Sangare parla mentre in fondo all’aula ad ascoltare ci sono il papà di Sharon, Bruno Verzeni, accanto a lui la sorella maggiore della vittima, Melody, e a fianco lo zio Ernesto. Sangare racconta che il coltello sepolto in riva all’Adda, fatto ritrovare da lui, fosse quello che usava per i barbecue con gli amici e che i suoi vestiti ripescati dai sommozzatori li gettò lui nel fiume. Ma per paura di essere riconosciuto dal vero assassino: “Questa persona mi ha visto”. È tornato a sostenere che dalla scena dell’omicidio stava soltanto fuggendo in bicicletta spaventato perché pensava di trovarsi di fronte a un fatto di sangue legato alla “droga o qualcosa di più grave. La versione è quella che sono scappato”.

E ancora: “Sono stato in caserma tre giorni senza dormire, senza sapere che cosa succedesse. Quando ho dichiarato quelle menzogne stavo fumando una sigaretta. Il tempo tra una telecamera e l’altra è un minuto – spiega degli impianti che lo ripresero in via Castegnate prima e dopo il delitto, ndr –. Sarebbe passato molto più tempo se fossi stato io, perché sarei dovuto scendere dalla bicicletta”.

Le reazioni della famiglia

“Ci vuole coraggio a dire quelle falsità”, ha commentato a fine udienza lo zio di Sharon. E l’avvocato di parte civile: “Prendiamo atto della ritrattazione dell’imputato – ha commentato fuori dall’aula Luigi Scudieri –, mi sembra che oggi abbia dimostrato la piena capacità di difendersi a processo.
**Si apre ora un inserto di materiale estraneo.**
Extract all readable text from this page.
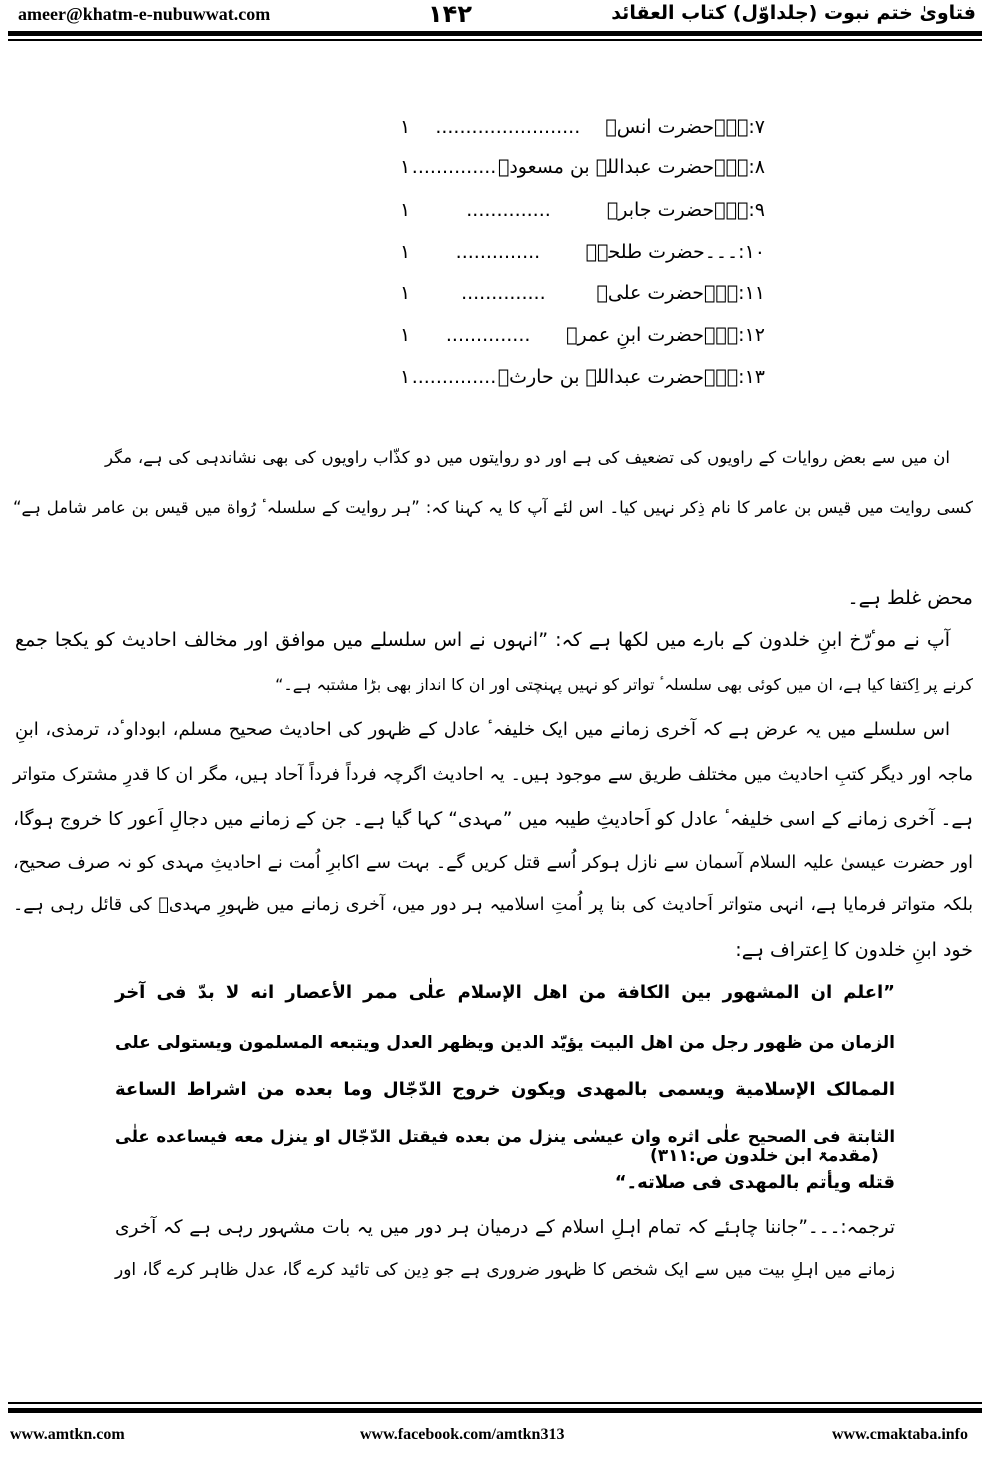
ameer@khatm-e-nubuwwat.com	۱۴۲	فتاویٰ ختم نبوت (جلداوّل) کتاب العقائد
۷:۔۔۔حضرت انسؓ
........................
۱
۸:۔۔۔حضرت عبداللہ بن مسعودؓ
..............
۱
۹:۔۔۔حضرت جابرؓ
..............
۱
۱۰:۔۔۔حضرت طلحہؓ
..............
۱
۱۱:۔۔۔حضرت علیؓ
..............
۱
۱۲:۔۔۔حضرت ابنِ عمرؓ
..............
۱
۱۳:۔۔۔حضرت عبداللہ بن حارثؓ
..............
۱
ان میں سے بعض روایات کے راویوں کی تضعیف کی ہے اور دو روایتوں میں دو کذّاب راویوں کی بھی نشاندہی کی ہے، مگر
کسی روایت میں قیس بن عامر کا نام ذِکر نہیں کیا۔ اس لئے آپ کا یہ کہنا کہ: ”ہر روایت کے سلسلہٴ رُواة میں قیس بن عامر شامل ہے“
محض غلط ہے۔
آپ نے موٴرّخ ابنِ خلدون کے بارے میں لکھا ہے کہ: ”انہوں نے اس سلسلے میں موافق اور مخالف احادیث کو یکجا جمع
کرنے پر اِکتفا کیا ہے، ان میں کوئی بھی سلسلہٴ تواتر کو نہیں پہنچتی اور ان کا انداز بھی بڑا مشتبہ ہے۔“
اس سلسلے میں یہ عرض ہے کہ آخری زمانے میں ایک خلیفہٴ عادل کے ظہور کی احادیث صحیح مسلم، ابوداوٴد، ترمذی، ابنِ
ماجہ اور دیگر کتبِ احادیث میں مختلف طریق سے موجود ہیں۔ یہ احادیث اگرچہ فرداً فرداً آحاد ہیں، مگر ان کا قدرِ مشترک متواتر
ہے۔ آخری زمانے کے اسی خلیفہٴ عادل کو اَحادیثِ طیبہ میں ”مہدی“ کہا گیا ہے۔ جن کے زمانے میں دجالِ اَعور کا خروج ہوگا،
اور حضرت عیسیٰ علیہ السلام آسمان سے نازل ہوکر اُسے قتل کریں گے۔ بہت سے اکابرِ اُمت نے احادیثِ مہدی کو نہ صرف صحیح،
بلکہ متواتر فرمایا ہے، انہی متواتر اَحادیث کی بنا پر اُمتِ اسلامیہ ہر دور میں، آخری زمانے میں ظہورِ مہدیؓ کی قائل رہی ہے۔
خود ابنِ خلدون کا اِعتراف ہے:
”اعلم ان المشھور بین الکافة من اھل الإسلام علٰی ممر الأعصار انه لا بدّ فی آخر
الزمان من ظھور رجل من اھل البیت یؤیّد الدین ویظھر العدل ویتبعه المسلمون ویستولی علی
الممالک الإسلامیة ویسمی بالمھدی ویکون خروج الدّجّال وما بعده من اشراط الساعة
الثابتة فی الصحیح علٰی اثره وان عیسٰی ینزل من بعده فیقتل الدّجّال او ینزل معه فیساعده علٰی
قتله ویأتم بالمھدی فی صلاته۔“
(مقدمۃ ابن خلدون ص:۳۱۱)
ترجمہ:۔۔۔”جاننا چاہئے کہ تمام اہلِ اسلام کے درمیان ہر دور میں یہ بات مشہور رہی ہے کہ آخری
زمانے میں اہلِ بیت میں سے ایک شخص کا ظہور ضروری ہے جو دِین کی تائید کرے گا، عدل ظاہر کرے گا، اور
www.amtkn.com	www.facebook.com/amtkn313	www.cmaktaba.info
Ha ricordato molto bene tutto quello che ha fatto, evidentemente è un soggetto assolutamente lucido”.

Per quanto riguarda il conferimento per la perizia psichiatrica, la Corte ha affidato l’incarico alla dottoressa Giuseppina Paulillo, direttrice dell’Unità operativa complessa “Residenze psichiatriche e psicopatologia forense” dell’Ausl di Parma: inizierà a esaminare l’imputato il primo aprile, con la prossima udienza fissata per il 22 settembre, alle 10.30, per il suo esame.
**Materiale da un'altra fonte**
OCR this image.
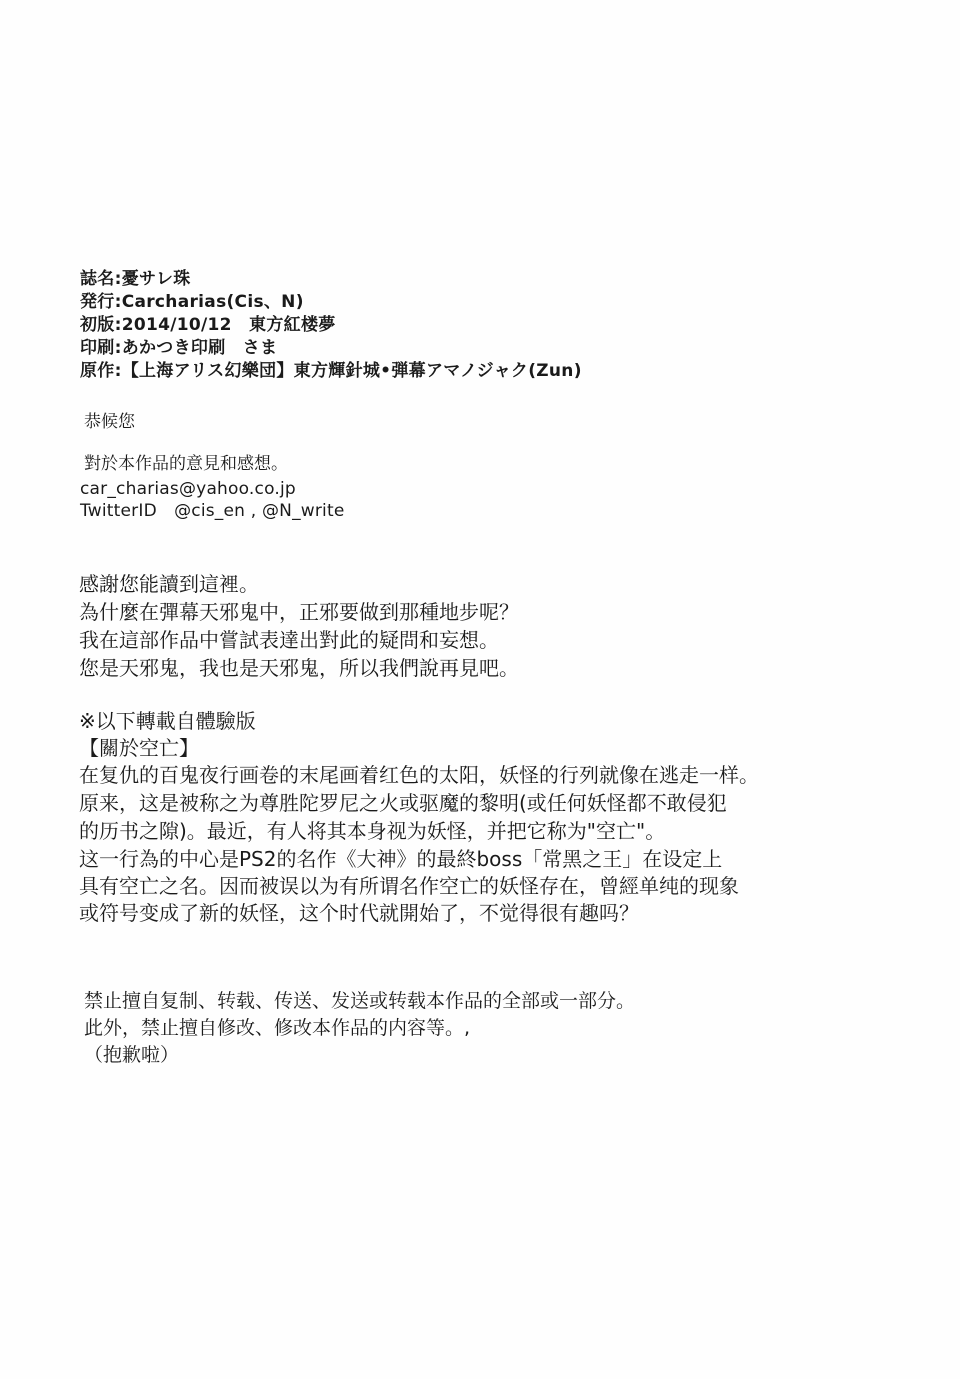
誌名:憂サレ珠
発行:Carcharias(Cis、N)
初版:2014/10/12　東方紅楼夢
印刷:あかつき印刷　さま
原作:【上海アリス幻樂団】東方輝針城•弾幕アマノジャク(Zun)
恭候您
對於本作品的意見和感想。
car_charias@yahoo.co.jp
TwitterID　@cis_en , @N_write
感謝您能讀到這裡。
為什麼在彈幕天邪鬼中，正邪要做到那種地步呢？
我在這部作品中嘗試表達出對此的疑問和妄想。
您是天邪鬼，我也是天邪鬼，所以我們說再見吧。
※以下轉載自體驗版
【關於空亡】
在复仇的百鬼夜行画卷的末尾画着红色的太阳，妖怪的行列就像在逃走一样。
原来，这是被称之为尊胜陀罗尼之火或驱魔的黎明(或任何妖怪都不敢侵犯
的历书之隙)。最近，有人将其本身视为妖怪，并把它称为"空亡"。
这一行為的中心是PS2的名作《大神》的最終boss「常黑之王」在设定上
具有空亡之名。因而被误以为有所谓名作空亡的妖怪存在，曾經单纯的现象
或符号变成了新的妖怪，这个时代就開始了，不觉得很有趣吗？
禁止擅自复制、转载、传送、发送或转载本作品的全部或一部分。
此外，禁止擅自修改、修改本作品的内容等。,
（抱歉啦）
Oltre ad accertare la capacità di Sangare di stare in giudizio e la capacità di intendere e di volere al momento dei fatti, dovrà valutare in particolare se sia affetto da patologie psichiche, e quali, e se ci sia una pericolosità sociale. Il pm ha nominato lo psichiatra Sergio Monchieri di Brescia, la difesa Alessandro Calvo di Lecce e la parte civile Massimo Biza di Bergamo. L’avvocato Maj, che assiste Sangare, ha acconsentito all’acquisizione dell’intero fascicolo con gli atti d’indagine per ora solo al fine della perizia. Valuterà successivamente l’acquisizione per il processo.